研究1では、10歳の患者に、非盲検および無作為化離脱期間中、1日あたり1キログラムあたり12,399リパーゼ単位のPANCREAZE用量を投与しました。. 患者は両方の研究期間を通じて軽度の腹痛を経験しました。. 研究終了時の異常な化学データには、アスパラギン酸アミノトランスフェラーゼ(AST)、アラニンアミノトランスフェラーゼ(ALT)、および血清リン酸塩の穏やかな上昇が含まれていました。. 研究の終わりの異常な血液学データには、ヘマトクリットの穏やかな上昇が含まれていました。. 尿検査または尿酸の分析による異常は認められなかった。.
慢性的な高用量の ⁇ 酵素製品は、線維性結腸症および結腸狭 ⁇ と関連しています。. 高用量の ⁇ 酵素製品は高尿酸血症および高尿酸血症と関連しており、高尿酸血症、痛風、または腎障害の病歴のある患者には注意して使用する必要があります。.
研究1では、10歳の患者に、非盲検および無作為化離脱期間中、1日あたり1キログラムあたり12,399リパーゼ単位のLipaCreon用量を投与しました。. 患者は両方の研究期間を通じて軽度の腹痛を経験しました。. 研究終了時の異常な化学データには、アスパラギン酸アミノトランスフェラーゼ(AST)、アラニンアミノトランスフェラーゼ(ALT)、および血清リン酸塩の穏やかな上昇が含まれていました。. 研究の終わりの異常な血液学データには、ヘマトクリットの穏やかな上昇が含まれていました。. 尿検査または尿酸の分析による異常は認められなかった。.

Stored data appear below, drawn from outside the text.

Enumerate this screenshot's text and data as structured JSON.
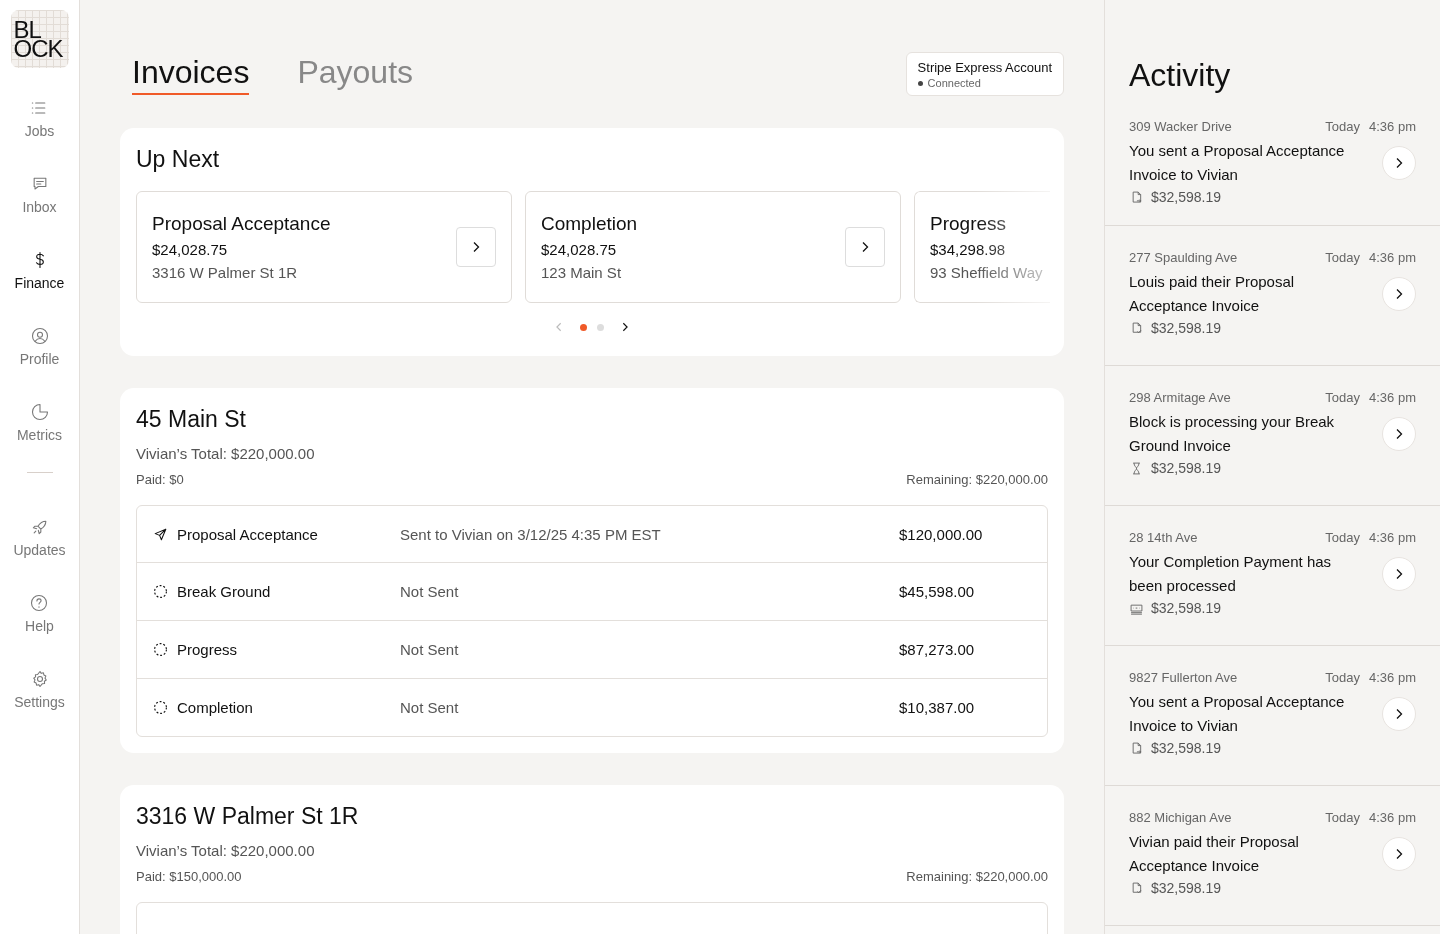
{
  "logo": [
    "BL",
    "OCK"
  ],
  "sidebar": {
    "items": [
      {
        "label": "Jobs",
        "kind": "list",
        "selected": false
      },
      {
        "label": "Inbox",
        "kind": "chat",
        "selected": false
      },
      {
        "label": "Finance",
        "kind": "dollar",
        "selected": true
      },
      {
        "label": "Profile",
        "kind": "user",
        "selected": false
      },
      {
        "label": "Metrics",
        "kind": "pie",
        "selected": false
      }
    ],
    "bottom_items": [
      {
        "label": "Updates",
        "kind": "rocket",
        "selected": false
      },
      {
        "label": "Help",
        "kind": "help",
        "selected": false
      },
      {
        "label": "Settings",
        "kind": "gear",
        "selected": false
      }
    ]
  },
  "tabs": [
    {
      "label": "Invoices",
      "selected": true
    },
    {
      "label": "Payouts",
      "selected": false
    }
  ],
  "account": {
    "title": "Stripe Express Account",
    "status": "Connected"
  },
  "up_next": {
    "title": "Up Next",
    "cards": [
      {
        "title": "Proposal Acceptance",
        "amount": "$24,028.75",
        "address": "3316 W Palmer St 1R"
      },
      {
        "title": "Completion",
        "amount": "$24,028.75",
        "address": "123 Main St"
      },
      {
        "title": "Progress",
        "amount": "$34,298.98",
        "address": "93 Sheffield Way",
        "faded": true
      }
    ],
    "pager": [
      {
        "selected": true
      },
      {
        "selected": false
      }
    ],
    "prev_disabled": true
  },
  "properties": [
    {
      "title": "45 Main St",
      "total": "Vivian’s Total: $220,000.00",
      "paid": "Paid: $0",
      "remaining": "Remaining: $220,000.00",
      "invoices": [
        {
          "kind": "sent",
          "name": "Proposal Acceptance",
          "status": "Sent to Vivian on 3/12/25 4:35 PM EST",
          "amount": "$120,000.00"
        },
        {
          "kind": "not_sent",
          "name": "Break Ground",
          "status": "Not Sent",
          "amount": "$45,598.00"
        },
        {
          "kind": "not_sent",
          "name": "Progress",
          "status": "Not Sent",
          "amount": "$87,273.00"
        },
        {
          "kind": "not_sent",
          "name": "Completion",
          "status": "Not Sent",
          "amount": "$10,387.00"
        }
      ]
    },
    {
      "title": "3316 W Palmer St 1R",
      "total": "Vivian’s Total: $220,000.00",
      "paid": "Paid: $150,000.00",
      "remaining": "Remaining: $220,000.00"
    }
  ],
  "activity": {
    "title": "Activity",
    "items": [
      {
        "address": "309 Wacker Drive",
        "day": "Today",
        "time": "4:36 pm",
        "message": "You sent a Proposal Acceptance Invoice to Vivian",
        "kind": "sent",
        "amount": "$32,598.19"
      },
      {
        "address": "277 Spaulding Ave",
        "day": "Today",
        "time": "4:36 pm",
        "message": "Louis paid their Proposal Acceptance Invoice",
        "kind": "paid",
        "amount": "$32,598.19"
      },
      {
        "address": "298 Armitage Ave",
        "day": "Today",
        "time": "4:36 pm",
        "message": "Block is processing your Break Ground Invoice",
        "kind": "processing",
        "amount": "$32,598.19"
      },
      {
        "address": "28 14th Ave",
        "day": "Today",
        "time": "4:36 pm",
        "message": "Your Completion Payment has been processed",
        "kind": "processed",
        "amount": "$32,598.19"
      },
      {
        "address": "9827 Fullerton Ave",
        "day": "Today",
        "time": "4:36 pm",
        "message": "You sent a Proposal Acceptance Invoice to Vivian",
        "kind": "sent",
        "amount": "$32,598.19"
      },
      {
        "address": "882 Michigan Ave",
        "day": "Today",
        "time": "4:36 pm",
        "message": "Vivian paid their Proposal Acceptance Invoice",
        "kind": "paid",
        "amount": "$32,598.19"
      }
    ]
  }
}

慢性的な高用量の ⁇ 酵素製品は、線維性結腸症および結腸狭 ⁇ と関連しています。. 高用量の ⁇ 酵素製品は高尿酸血症および高尿酸血症と関連しており、高尿酸血症、痛風、または腎障害の病歴のある患者には注意して使用する必要があります。.
PANCREAZEの ⁇ 酵素は腸溶性コーティングされており、胃酸の破壊や不活化を最小限に抑えます。. PANCREAZEは、5.5を超えるpHでほとんどの酵素をin vivoで放出すると予想されます。. ⁇ 酵素は、消化管からかなりの量で吸収されません。.
LipaCreonの ⁇ 酵素は腸溶性コーティングされており、胃酸の破壊や不活化を最小限に抑えます。. LipaCreonは、5.5を超えるpHでほとんどの酵素をin vivoで放出すると予想されます。. ⁇ 酵素は、消化管からかなりの量で吸収されません。.